More data allows for more accurate decisioning. But, with so much information available, how do you decide which subsets to examine and which ones to discard? Unfortunately, in many cases, you won’t be able to. There’s simply too much data floating around. It’s more than the average merchant has the time or resources to fully digest.

This highlights one of the key benefits of outsourcing to the right professional chargeback manager. Partnering with an expert means you have an experienced team who does the bulk of the work for you. They sift through all the data to cross-reference and analyze the information as a whole. They can also filter that data into a precise, actionable, and easy-to-understand chargeback report.

It’s important to choose the right partner for your needs, though.

When it comes to chargeback reporting, some service providers essentially do data dumps. They shower you with every bit of information they collect. The volume of data may be impressive…but it doesn’t help if you can't make sense of the report. That's why it’s important to have a team who understands the difference between gathering data and reporting it.

Making Chargeback Reporting Work

Chargeback reports are an essential tool for mitigating risk and creating a sustainable business. But convoluted, confusing, inaccurate, or out of date reports could do more harm than good. Even worse, trying to combat the wrong problem based on insufficient or overlooked data could increase risks and costs, and may escalate an already bad situation.

The ideal reporting system analyzes all available data—including information from outside sources—and should have a customizable interface that allows you to access the information you need most.  The report should be:

Easy to Sort

Easy to Interpret

Easy to Action

Like we mentioned, trying to perform all of this with an in-house team can be difficult. Your access to broader industry data is limited. Plus, most merchants don’t have the experience or expertise to analyze the information at a granular level.

At Chargebacks911®, we make sure you have exactly the data you need. You get accurate chargeback reporting tailored to your needs and organized according to your preferences. We do the heavy lifting, so you can get back to the business of running your company.

Ready to learn more? Contact Chargebacks911 today.

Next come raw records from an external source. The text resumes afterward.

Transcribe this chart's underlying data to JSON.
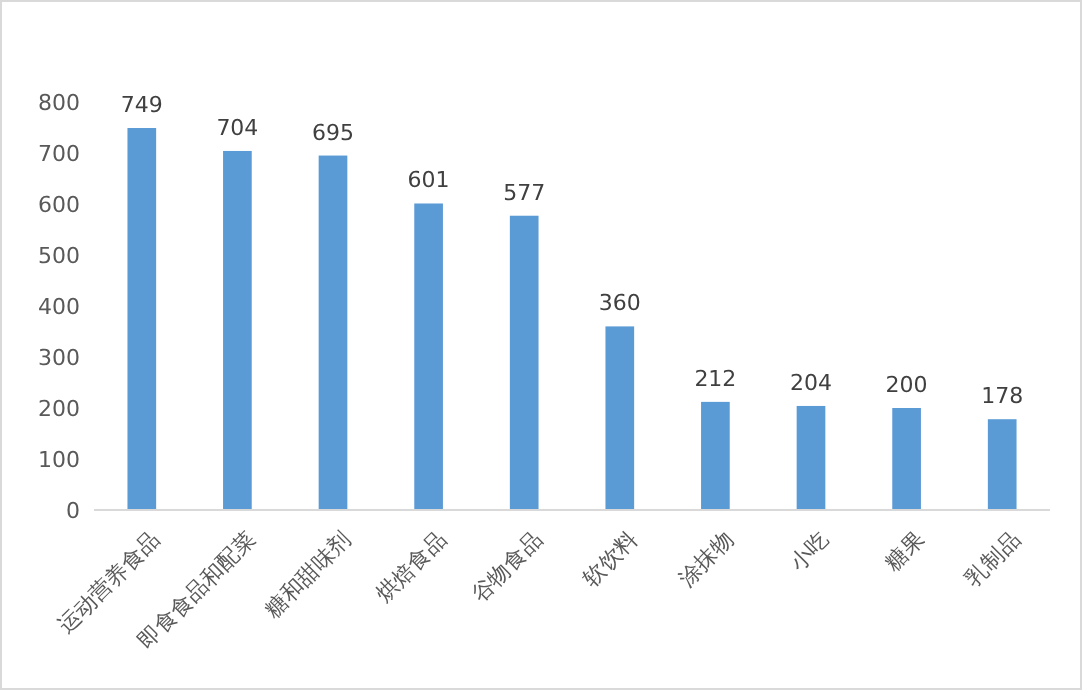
{
  "chart_data": {
    "type": "bar",
    "categories": [
      "运动营养食品",
      "即食食品和配菜",
      "糖和甜味剂",
      "烘焙食品",
      "谷物食品",
      "软饮料",
      "涂抹物",
      "小吃",
      "糖果",
      "乳制品"
    ],
    "values": [
      749,
      704,
      695,
      601,
      577,
      360,
      212,
      204,
      200,
      178
    ],
    "color": "#5b9bd5",
    "ylim": [
      0,
      800
    ],
    "yticks": [
      0,
      100,
      200,
      300,
      400,
      500,
      600,
      700,
      800
    ],
    "grid": false,
    "data_labels": true
  }
}
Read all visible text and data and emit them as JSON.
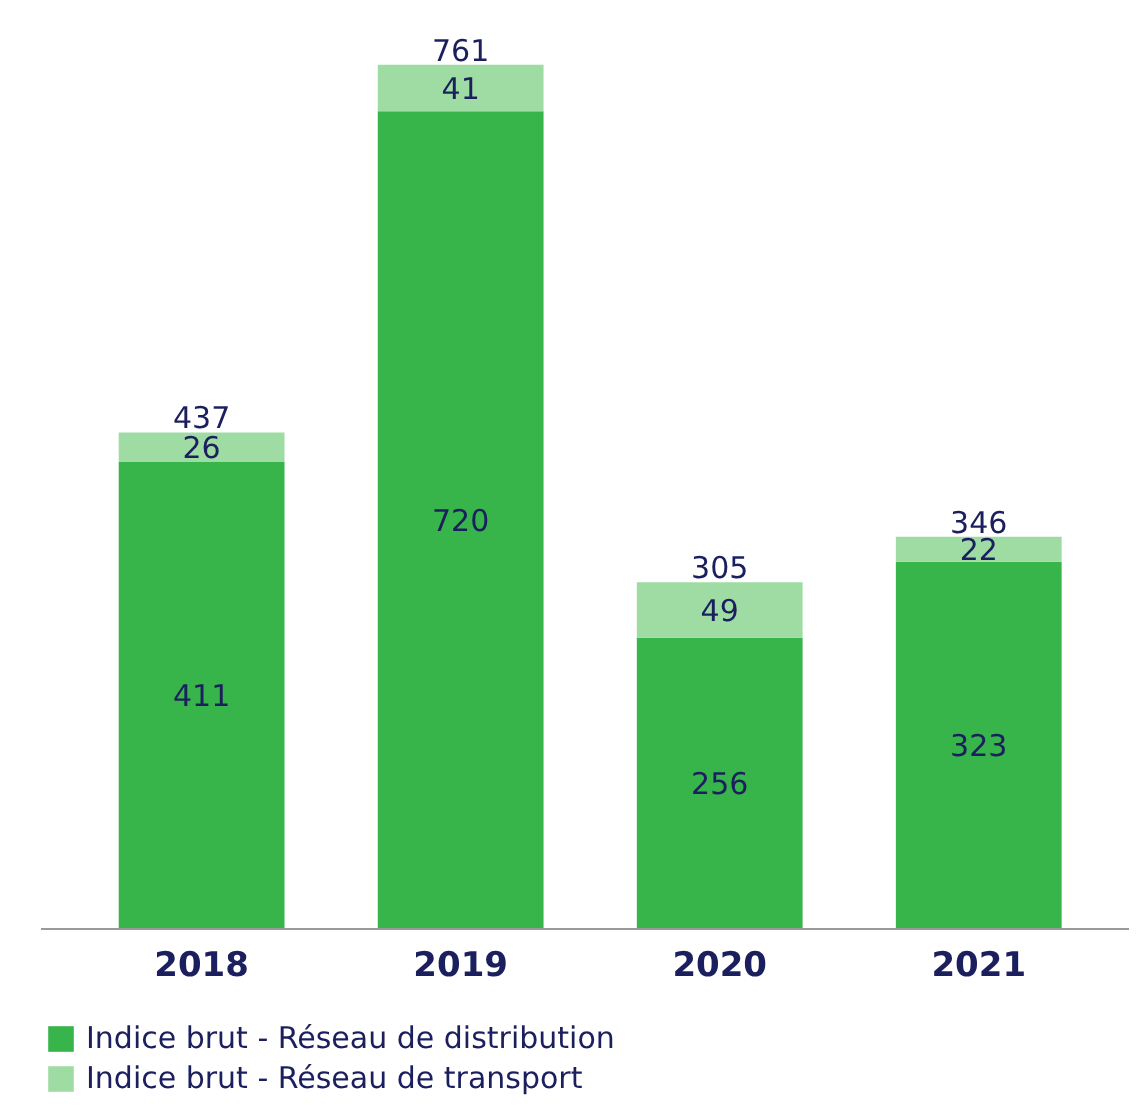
{
  "chart_data": {
    "type": "bar",
    "stacked": true,
    "categories": [
      "2018",
      "2019",
      "2020",
      "2021"
    ],
    "series": [
      {
        "name": "Indice brut - Réseau de distribution",
        "color": "#37b44a",
        "values": [
          411,
          720,
          256,
          323
        ]
      },
      {
        "name": "Indice brut - Réseau de transport",
        "color": "#9edca3",
        "values": [
          26,
          41,
          49,
          22
        ]
      }
    ],
    "data_labels": true,
    "totals": [
      "437",
      "761",
      "305",
      "346"
    ],
    "legend": "bottom"
  }
}
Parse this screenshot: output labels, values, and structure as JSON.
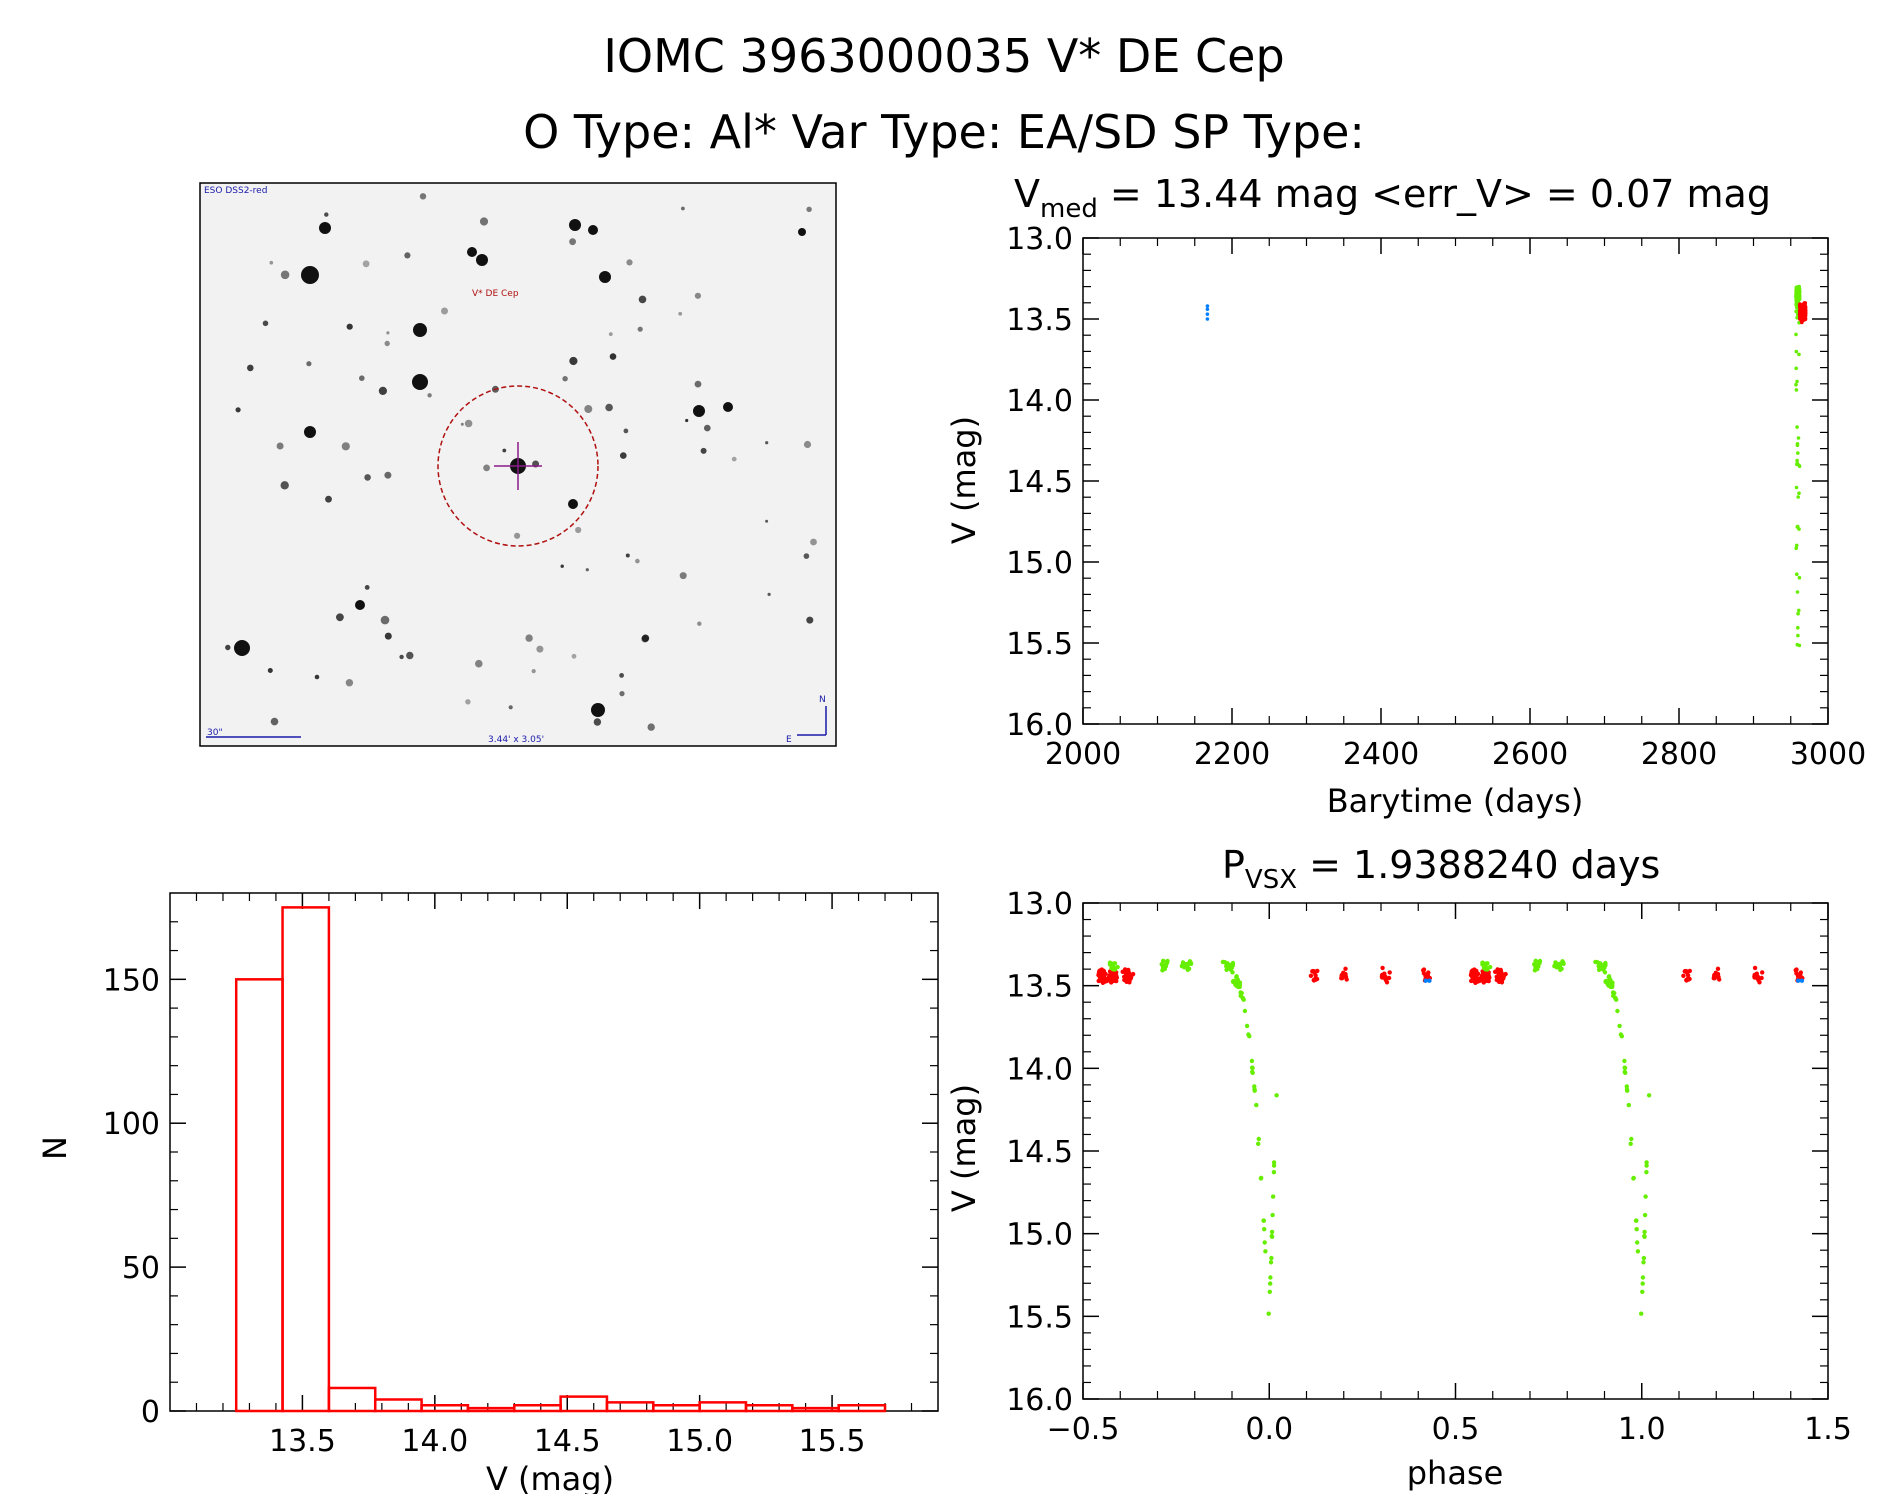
{
  "header": {
    "line1": "IOMC 3963000035    V* DE Cep",
    "line2": "O Type: Al*  Var Type: EA/SD  SP Type:"
  },
  "finder": {
    "top_left_label": "ESO DSS2-red",
    "target_label": "V* DE Cep",
    "scale_label": "30\"",
    "fov_label": "3.44' x 3.05'",
    "compass_n": "N",
    "compass_e": "E",
    "colors": {
      "background": "#f2f2f2",
      "star": "#111111",
      "circle": "#b01010",
      "crosshair": "#8a1a8a",
      "annotation": "#1a1aaa"
    }
  },
  "chart_data": [
    {
      "id": "lightcurve",
      "type": "scatter",
      "title_main": "V",
      "title_sub": "med",
      "title_rest": " = 13.44 mag <err_V> = 0.07 mag",
      "xlabel": "Barytime (days)",
      "ylabel": "V (mag)",
      "xlim": [
        2000,
        3000
      ],
      "ylim": [
        16.0,
        13.0
      ],
      "y_inverted": true,
      "xticks": [
        2000,
        2200,
        2400,
        2600,
        2800,
        3000
      ],
      "yticks": [
        13.0,
        13.5,
        14.0,
        14.5,
        15.0,
        15.5,
        16.0
      ],
      "series": [
        {
          "color": "#0080ff",
          "points": [
            [
              2167,
              13.42
            ],
            [
              2167,
              13.44
            ],
            [
              2167,
              13.47
            ],
            [
              2167,
              13.5
            ]
          ]
        },
        {
          "color": "#66ee00",
          "x_range": [
            2957,
            2962
          ],
          "y_range": [
            13.28,
            15.6
          ],
          "count": 160
        },
        {
          "color": "#ff0000",
          "x_range": [
            2962,
            2970
          ],
          "y_range": [
            13.35,
            13.68
          ],
          "count": 240
        }
      ]
    },
    {
      "id": "histogram",
      "type": "bar",
      "xlabel": "V (mag)",
      "ylabel": "N",
      "xlim": [
        13.0,
        15.9
      ],
      "ylim": [
        0,
        180
      ],
      "xticks": [
        13.5,
        14.0,
        14.5,
        15.0,
        15.5
      ],
      "yticks": [
        0,
        50,
        100,
        150
      ],
      "bin_width": 0.175,
      "bins": [
        {
          "x0": 13.25,
          "count": 150
        },
        {
          "x0": 13.425,
          "count": 175
        },
        {
          "x0": 13.6,
          "count": 8
        },
        {
          "x0": 13.775,
          "count": 4
        },
        {
          "x0": 13.95,
          "count": 2
        },
        {
          "x0": 14.125,
          "count": 1
        },
        {
          "x0": 14.3,
          "count": 2
        },
        {
          "x0": 14.475,
          "count": 5
        },
        {
          "x0": 14.65,
          "count": 3
        },
        {
          "x0": 14.825,
          "count": 2
        },
        {
          "x0": 15.0,
          "count": 3
        },
        {
          "x0": 15.175,
          "count": 2
        },
        {
          "x0": 15.35,
          "count": 1
        },
        {
          "x0": 15.525,
          "count": 2
        }
      ],
      "color": "#ff0000"
    },
    {
      "id": "phased",
      "type": "scatter",
      "title_main": "P",
      "title_sub": "VSX",
      "title_rest": " = 1.9388240 days",
      "xlabel": "phase",
      "ylabel": "V (mag)",
      "xlim": [
        -0.5,
        1.5
      ],
      "ylim": [
        16.0,
        13.0
      ],
      "y_inverted": true,
      "xticks": [
        -0.5,
        0.0,
        0.5,
        1.0,
        1.5
      ],
      "yticks": [
        13.0,
        13.5,
        14.0,
        14.5,
        15.0,
        15.5,
        16.0
      ],
      "period_days": 1.938824,
      "eclipse_min_mag": 15.6,
      "baseline_mag": 13.42,
      "colors": {
        "asas": "#0080ff",
        "green": "#66ee00",
        "red": "#ff0000"
      }
    }
  ]
}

What is a chargeback report?

A chargeback report is a periodic report based on key chargeback indicators generated over a specific period of time. Chargeback reports can help merchants identify opportunities to increase efficiency, improve processes, and prevent future chargebacks.

What can a chargeback report tell me?

A chargeback report can answer many questions about your chargeback strategy. It provides information on which tools and strategies are preventing chargebacks, what are the sources of your chargebacks, and how much ROI you can expect, among other points.

How often do I need a chargeback report?

To be proactive, you need to routinely review your chargeback reports to detect threats as they arise. Ideally, you’ll need access to daily, monthly, bi-monthly, and quarterly reports that clearly illustrates up-to-date results.

For chargebacks, is more data better?

For analyzing and averaging, absolutely. However, not all of the data used to create the report needs to actually be on the report itself. You want the results of the analysis, not the megabytes of seemingly meaningless figures used to calculate those results.